His work has been a part of many notable publications such as The BBC, The Telegraph, The Australian, National Geographic and The Discovery Channel.
Talking about his Underwater Project in an interview with Daisy Dumas, Mark compares Surf Photography to War Photography and says, “I wanted to focus on the same raw emotion as the conflict photographs I had seen, to capture genuine expression; to see people being real. Usually, the camera’s presence gets in the way, people don’t forget the camera, they pose and feel self-conscious. However, over time or through a greater elemental presence than the camera, genuine emotion is unveiled, and poses are stripped away.” Mark further adds, “Underwater, people are concentrating on survival – the camera is the last thing on their mind, and real emotions are revealed without trappings. I didn’t know anything about these swimmers and suddenly I was seeing raw emotion, a struggle.

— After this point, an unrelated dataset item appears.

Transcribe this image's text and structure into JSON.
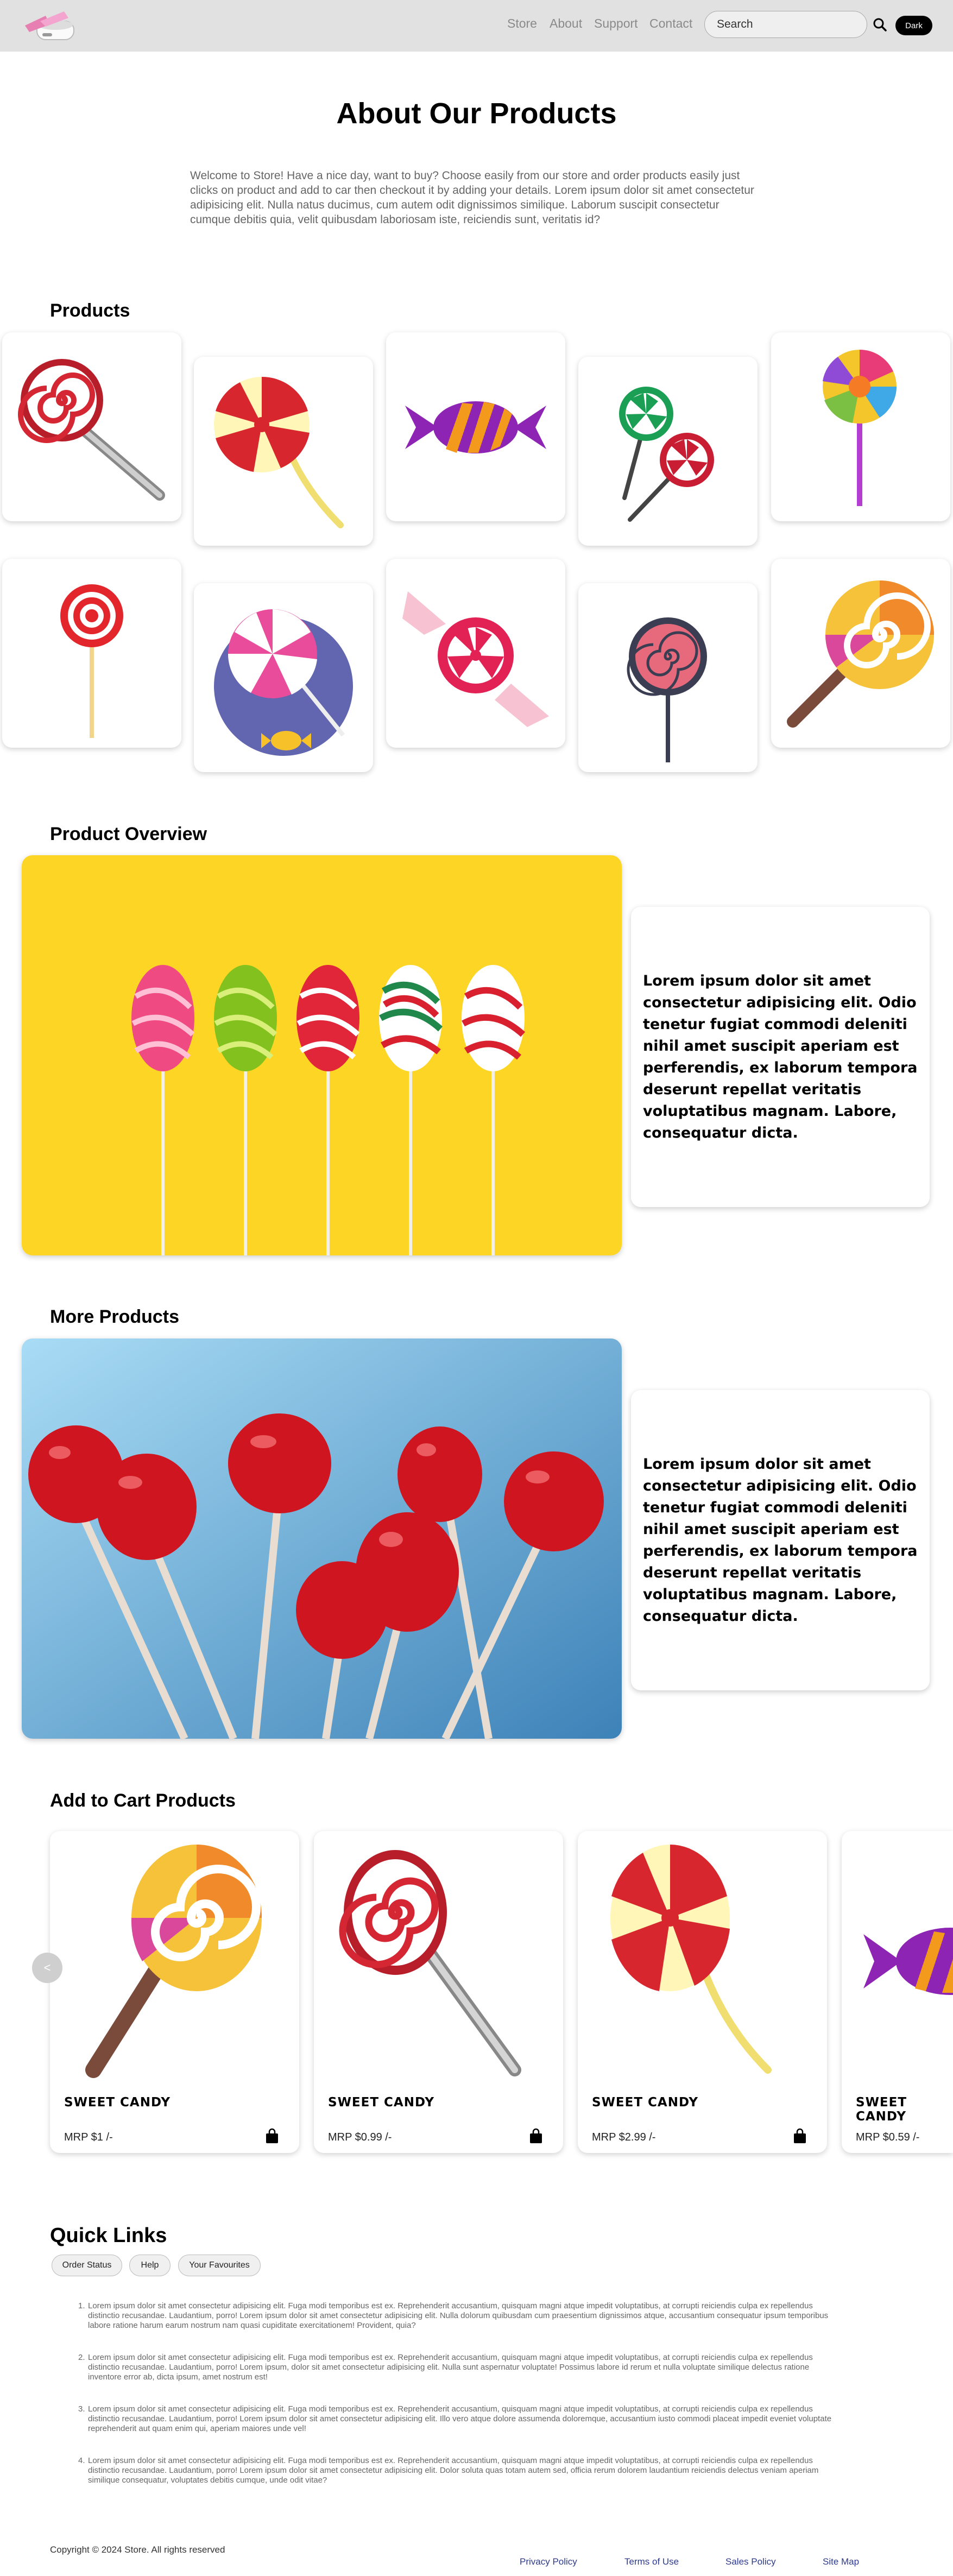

The same wave can be beautiful and perfect and in a split second it can switch to end-of-the-world Armageddon-style violence.”
Mark is living a life full of adventures as well, just by following his heart. He has lived on the edge while encountering the powerful ocean waves which tried to disembark his body or facing the uninvited dolphins around him while shooting. Mark considers surfing to be an ode of survival and states, “There are those who are fighting against the ocean, they know how to handle themselves and the waves. Then there are those who are dominated by the ocean, the rookies who aren’t sure how to stand up to its power.”
His other project ‘Ocean’ is in his own words about “giving the ocean a human face” and understands the dilemma of those for whom “the ocean is ingrained in who they are.” Mark is fighting against the distressing state of oceans due to pollution and global warming. He says, “We’re Australian. The ocean is so much a part of who we are. I’m worried about our lifestyles. My life is the ocean – I don’t know what I’d do if it wasn’t there.”